Micahel Horton, seorang Reformed dari tradisi Injili, juga mengakui hal ini dalam bukunya. Salah satu kutipan dari tulisannya sbb.: ‘Kecenderungan aktifisme dalam jantung hati gerakan Injili, telah menaruh beban dan tekanan yang sangat besar untuk orang-orang Kristen melakukan hal-hal yang besar; pada hari ini, yang paling kita butuhkan adalah untuk orang-orang Kristen bisa melakukan hal-hal yang biasa, dengan baik; lebih menarik memang, untuk menjadi bagian dari sebuah gerakan, daripada menjadi anggota Gereja’. Horton kemudian mengutip tulisan seorang aktifis Injili lain, seorang wanita yang pada masa mudanya begitu bersemangat menyerahkan diri kepada Kristus, misi ke sana kemari, pergi ke Afrika, dst.; wanita ini pada akhirnya merasa ada sesuatu yang salah, dan dia menulis demikian: “saya baru sadar, saya tidak tahu bagaimana caranya menjadi orang yang beriman dalam kehidupan sehari-hari”. Wanita ini bahkan mulai mempertanyakan apakah mungkin untuk hidup beriman kepada Tuhan di dalam kehidupan sehari-hari. Ini adalah titik balik dalam imannya; “Sekarang saya berumur 32 tahun dengan 2 orang anak, dan saya menghidupi kehidupan yang biasa-biasa saja. Tapi justru dalam kehidupan yang biasa-biasa itu saya baru menyadari, bagi saya, hidup di rumah, dengan 2 anak –1 bayi, 1 lagi baru umur 2 tahun– itu hidup yang jauh lebih menakutkan dibandingkan pergi melayani desa-desa Afrika di zona perang”. Dia melanjutkan, “Kalau saya membutuhkan keberanian di dalam hidup ini, saya paling butuh keberanian itu justru untuk menghadapi hidup yang biasa, yang rutin, yang sehari-hari.” Melayani anak-anak yatim piatu di Afrika terasa lebih menggugah hati wanita ini dibandingkan mengurus popok anaknya yang bau. Terus terang, kita tidak butuh banyak motivasi untuk membagi-bagikan sembako dan baju kepada orang-orang terlantar, kita justru lebih perlu motivasi untuk bersikap baik pada pasangan kita di hari Senin. Seorang penulis lain mengatakan, “orang hari ini tidak terlalu takut dengan kegagalan; orang hari ini paling takut dengan kebosanan”. Saudara, jika ini adalah cerita-cerita yang mempengaruhi hidup kita dan kondisi rohani kita hari ini, maka kita mungkin mulai bisa mengerti mengapa hari ini Saudara dan saya buta terhadap kuasa Roh Kudus di tengah-tengah Gereja.
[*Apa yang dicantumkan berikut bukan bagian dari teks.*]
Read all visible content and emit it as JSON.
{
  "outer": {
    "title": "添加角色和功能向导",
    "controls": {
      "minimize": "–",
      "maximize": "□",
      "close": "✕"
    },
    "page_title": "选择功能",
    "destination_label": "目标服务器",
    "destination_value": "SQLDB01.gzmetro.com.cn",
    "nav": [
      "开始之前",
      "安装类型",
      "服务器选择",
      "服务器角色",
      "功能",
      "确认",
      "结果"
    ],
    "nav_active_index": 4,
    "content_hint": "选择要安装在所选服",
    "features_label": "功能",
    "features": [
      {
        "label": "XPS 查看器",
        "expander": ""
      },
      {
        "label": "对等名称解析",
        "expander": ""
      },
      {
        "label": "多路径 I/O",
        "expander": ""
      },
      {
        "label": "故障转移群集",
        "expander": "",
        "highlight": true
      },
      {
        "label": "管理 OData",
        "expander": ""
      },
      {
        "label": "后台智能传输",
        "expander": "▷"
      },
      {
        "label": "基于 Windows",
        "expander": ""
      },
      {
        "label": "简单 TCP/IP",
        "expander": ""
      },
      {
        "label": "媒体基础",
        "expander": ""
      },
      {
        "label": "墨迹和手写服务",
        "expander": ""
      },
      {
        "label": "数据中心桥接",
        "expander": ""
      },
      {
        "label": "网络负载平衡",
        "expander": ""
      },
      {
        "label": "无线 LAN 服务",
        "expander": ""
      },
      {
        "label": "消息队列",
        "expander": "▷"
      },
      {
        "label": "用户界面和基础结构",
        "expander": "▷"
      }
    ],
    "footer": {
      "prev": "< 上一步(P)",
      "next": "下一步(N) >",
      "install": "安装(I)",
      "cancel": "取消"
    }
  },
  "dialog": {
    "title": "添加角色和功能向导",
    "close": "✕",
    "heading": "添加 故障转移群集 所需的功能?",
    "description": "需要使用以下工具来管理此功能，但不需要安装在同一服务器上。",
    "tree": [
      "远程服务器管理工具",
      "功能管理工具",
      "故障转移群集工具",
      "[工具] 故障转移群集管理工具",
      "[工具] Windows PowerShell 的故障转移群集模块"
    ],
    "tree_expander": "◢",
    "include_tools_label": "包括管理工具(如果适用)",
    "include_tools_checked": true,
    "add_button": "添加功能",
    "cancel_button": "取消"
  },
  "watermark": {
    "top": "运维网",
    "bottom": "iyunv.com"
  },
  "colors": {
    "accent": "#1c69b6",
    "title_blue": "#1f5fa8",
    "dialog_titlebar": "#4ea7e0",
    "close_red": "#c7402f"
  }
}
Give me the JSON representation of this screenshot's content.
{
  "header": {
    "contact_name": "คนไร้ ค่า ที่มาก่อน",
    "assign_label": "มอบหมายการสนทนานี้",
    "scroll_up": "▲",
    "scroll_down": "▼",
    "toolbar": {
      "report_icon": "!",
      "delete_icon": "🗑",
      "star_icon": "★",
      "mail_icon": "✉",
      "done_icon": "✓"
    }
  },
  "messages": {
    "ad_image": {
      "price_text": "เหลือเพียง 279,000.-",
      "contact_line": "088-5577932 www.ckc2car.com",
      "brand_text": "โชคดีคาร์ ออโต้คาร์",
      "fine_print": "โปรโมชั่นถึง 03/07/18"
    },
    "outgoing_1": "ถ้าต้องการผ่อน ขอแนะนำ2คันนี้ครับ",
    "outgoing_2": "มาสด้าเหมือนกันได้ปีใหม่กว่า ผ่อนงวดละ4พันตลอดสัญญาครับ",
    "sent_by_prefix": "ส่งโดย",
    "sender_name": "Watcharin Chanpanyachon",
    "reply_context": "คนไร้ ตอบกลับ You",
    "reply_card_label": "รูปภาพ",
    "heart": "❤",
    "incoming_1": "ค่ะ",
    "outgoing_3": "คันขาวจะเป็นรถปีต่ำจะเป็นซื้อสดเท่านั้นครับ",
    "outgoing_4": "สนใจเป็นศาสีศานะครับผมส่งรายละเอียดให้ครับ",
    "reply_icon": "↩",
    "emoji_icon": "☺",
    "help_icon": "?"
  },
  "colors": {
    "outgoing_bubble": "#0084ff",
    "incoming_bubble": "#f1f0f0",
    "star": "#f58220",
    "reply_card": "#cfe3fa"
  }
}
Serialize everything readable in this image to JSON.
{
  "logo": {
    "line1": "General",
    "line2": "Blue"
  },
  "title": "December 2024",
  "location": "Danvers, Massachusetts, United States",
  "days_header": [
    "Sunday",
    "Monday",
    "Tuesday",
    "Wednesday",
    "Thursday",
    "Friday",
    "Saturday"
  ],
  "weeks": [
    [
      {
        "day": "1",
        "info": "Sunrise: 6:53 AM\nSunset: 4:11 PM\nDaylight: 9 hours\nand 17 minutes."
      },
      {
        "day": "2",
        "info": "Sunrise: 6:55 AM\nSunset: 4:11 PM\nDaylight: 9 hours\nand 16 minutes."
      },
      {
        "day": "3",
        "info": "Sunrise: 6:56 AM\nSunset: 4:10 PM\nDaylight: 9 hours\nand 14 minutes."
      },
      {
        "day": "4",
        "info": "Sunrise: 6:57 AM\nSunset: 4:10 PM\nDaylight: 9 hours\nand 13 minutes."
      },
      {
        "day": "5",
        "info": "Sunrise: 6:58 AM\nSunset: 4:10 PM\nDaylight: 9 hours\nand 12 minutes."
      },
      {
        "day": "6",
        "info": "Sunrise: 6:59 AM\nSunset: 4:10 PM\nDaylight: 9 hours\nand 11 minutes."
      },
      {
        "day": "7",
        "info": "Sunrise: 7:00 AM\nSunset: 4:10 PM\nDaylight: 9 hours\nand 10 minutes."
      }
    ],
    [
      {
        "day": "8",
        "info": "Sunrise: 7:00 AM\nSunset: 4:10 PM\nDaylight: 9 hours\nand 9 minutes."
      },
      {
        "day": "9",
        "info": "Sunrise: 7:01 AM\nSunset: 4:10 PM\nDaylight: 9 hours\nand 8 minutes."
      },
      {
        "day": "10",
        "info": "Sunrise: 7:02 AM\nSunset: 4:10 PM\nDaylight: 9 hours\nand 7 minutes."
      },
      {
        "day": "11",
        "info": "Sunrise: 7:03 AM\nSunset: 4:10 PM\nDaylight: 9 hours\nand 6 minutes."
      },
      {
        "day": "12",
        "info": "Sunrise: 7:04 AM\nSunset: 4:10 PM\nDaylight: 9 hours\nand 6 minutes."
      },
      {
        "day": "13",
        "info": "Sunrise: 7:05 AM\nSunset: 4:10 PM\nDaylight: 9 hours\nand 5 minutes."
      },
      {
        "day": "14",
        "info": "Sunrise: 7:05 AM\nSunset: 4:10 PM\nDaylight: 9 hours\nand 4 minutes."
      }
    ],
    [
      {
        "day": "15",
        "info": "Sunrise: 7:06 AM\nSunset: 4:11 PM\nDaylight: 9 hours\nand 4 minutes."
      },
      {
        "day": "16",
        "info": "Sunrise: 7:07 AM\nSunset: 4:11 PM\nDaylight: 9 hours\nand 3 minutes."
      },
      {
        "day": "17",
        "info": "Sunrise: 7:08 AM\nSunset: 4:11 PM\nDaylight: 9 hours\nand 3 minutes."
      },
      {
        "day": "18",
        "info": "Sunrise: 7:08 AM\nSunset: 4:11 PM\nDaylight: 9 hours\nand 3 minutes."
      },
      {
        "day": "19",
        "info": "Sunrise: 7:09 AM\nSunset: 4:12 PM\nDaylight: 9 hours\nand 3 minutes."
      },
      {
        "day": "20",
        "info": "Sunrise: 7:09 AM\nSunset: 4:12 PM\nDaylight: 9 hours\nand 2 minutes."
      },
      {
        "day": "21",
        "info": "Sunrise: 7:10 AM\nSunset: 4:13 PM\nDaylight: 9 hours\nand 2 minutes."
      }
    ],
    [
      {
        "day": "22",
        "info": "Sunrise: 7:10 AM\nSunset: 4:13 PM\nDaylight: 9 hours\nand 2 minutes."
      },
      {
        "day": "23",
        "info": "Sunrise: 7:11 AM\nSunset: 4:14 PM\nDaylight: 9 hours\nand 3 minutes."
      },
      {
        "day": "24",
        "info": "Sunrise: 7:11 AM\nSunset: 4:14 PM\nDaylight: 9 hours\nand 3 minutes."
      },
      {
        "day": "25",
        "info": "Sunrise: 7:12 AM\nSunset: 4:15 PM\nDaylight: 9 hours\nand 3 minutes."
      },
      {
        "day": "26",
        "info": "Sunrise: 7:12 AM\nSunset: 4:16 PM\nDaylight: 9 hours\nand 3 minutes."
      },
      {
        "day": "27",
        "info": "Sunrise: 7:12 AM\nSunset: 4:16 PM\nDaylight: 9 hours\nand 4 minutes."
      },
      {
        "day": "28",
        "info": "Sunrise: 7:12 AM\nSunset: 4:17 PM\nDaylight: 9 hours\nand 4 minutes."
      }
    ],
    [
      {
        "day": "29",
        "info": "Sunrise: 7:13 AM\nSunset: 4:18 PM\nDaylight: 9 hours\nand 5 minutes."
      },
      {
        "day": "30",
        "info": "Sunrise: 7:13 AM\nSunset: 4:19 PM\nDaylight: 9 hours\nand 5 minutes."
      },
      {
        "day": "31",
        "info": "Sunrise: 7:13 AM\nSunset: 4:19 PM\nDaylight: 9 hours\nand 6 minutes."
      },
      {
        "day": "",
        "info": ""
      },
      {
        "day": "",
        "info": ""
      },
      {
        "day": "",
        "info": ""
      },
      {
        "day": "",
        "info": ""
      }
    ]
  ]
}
Kembali kepada Pentakosta dan hidup dalam Roh, tentu saja turunnya Roh Kudus adalah sesuatu yang luar biasa; diutusnya Roh Kudus ke dalam dunia, ke dalam umat Tuhan, berarti sekarang Anak Allah bukan cuma hidup dalam satu orang Yesus dari Nazaret, melainkan dalam setiap tubuh-tubuh yang adalah tubuh-Nya, Gereja-Nya. Tentu saja ini satu hal yang extra ordinary, yang mujizat, tetapi apa yang Paulus serta para rasul simpulkan dari semua ini? Pernahkah Saudara membaca dalam surat-surat Paulus perkataan seperti yang dikatakan William Carey “pergilah dan lakukanlah hal-hal yang besar, yang luar biasa untuk Tuhan” ?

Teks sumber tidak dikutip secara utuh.